Kiser, the former supervisor who had left the voicemail for Bishop, still feels the same way about him. “I think he’s an idiot,” he said.
But Kiser, a former vice chair of the party, had long ago pulled away from the party apparatus. And no one else stepped up to spearhead a challenge. Even among Bishop’s critics, Kaufman said, there was a recognition, that he is a “dedicated, hard worker … He’s always just got his hands in it, under control.”
“Plus,” Kaufman said, “no one else wants it, I don’t think. It’s a lot of work.”
Bishop was so moved that when he stood up to thank the room, someone asked him if he was going to start crying.
It was after 10 p.m. when Bishop left the restaurant and climbed into his car. The wind was whipping snow in off the frozen lake. Driving back to Waupun on Highway 151, he said, “So, I’ve got the job for two more years.”
The challenge for the party — how it knits itself together, what kind of candidates it gets behind, how it processes Trump — that challenge was officially his. He talked about the upcoming parade season, about his political aspirations — he hopes to become mayor of Waupun one day — about what it means to be a “big tent” party.

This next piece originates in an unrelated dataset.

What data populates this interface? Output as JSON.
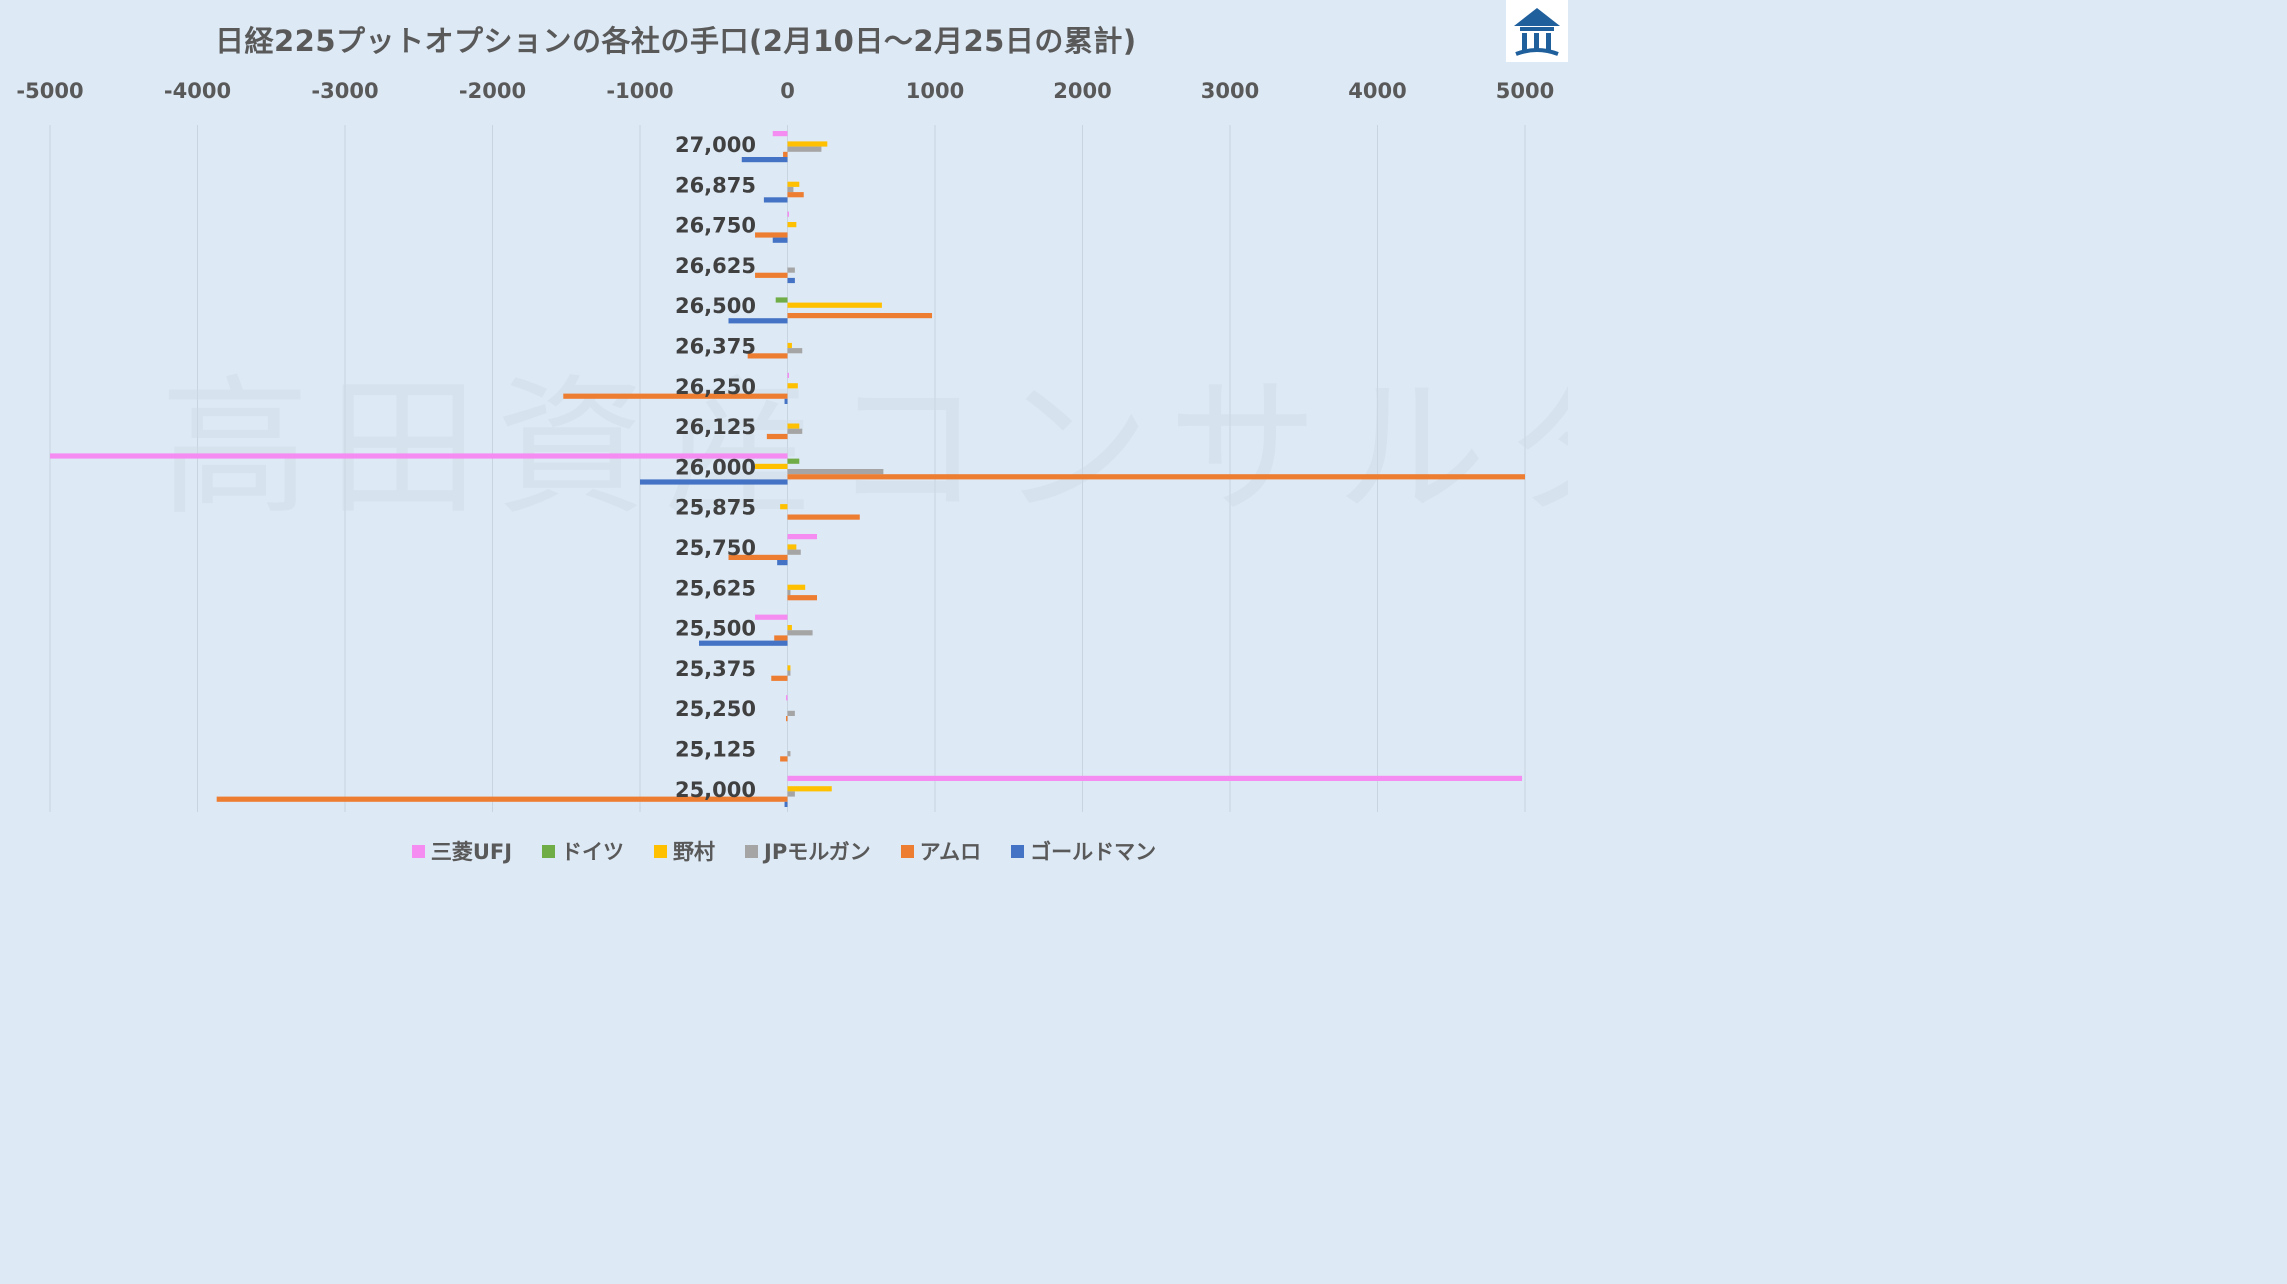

“You can’t be kicking people out of the big tent,” he said. “And that means I have to put up with people who don’t agree with my style of Republicanism. But then, they have to put up with my style of Republicanism. We have to agree to disagree, and all get on the same page.”
That same day in Washington, the House was voting to strip Greene of her committee assignments, while Greene — though distancing herself from conspiracy theories— took aim at a “a media that is just as guilty as QAnon of presenting lies that divide us.” On the other side of the Republican Party’s divide, Sen. Ben Sasse, of Nebraska, was releasing his video defending his criticism of Trump and deriding what he called “the weird worship of one dude.” The argument was still raging.
But in Fond du Lac County, Bishop thought he could feel his county turning a page — either back, or forward, to a different style of politics. He was optimistic that, at least in Fond du Lac County, the Republican Party could “unite around a nice message.”
“We need to be better than what we have been, because our message has been jumbled in the negativity of the personal insults,” he said. “We’ve got to be better than that.”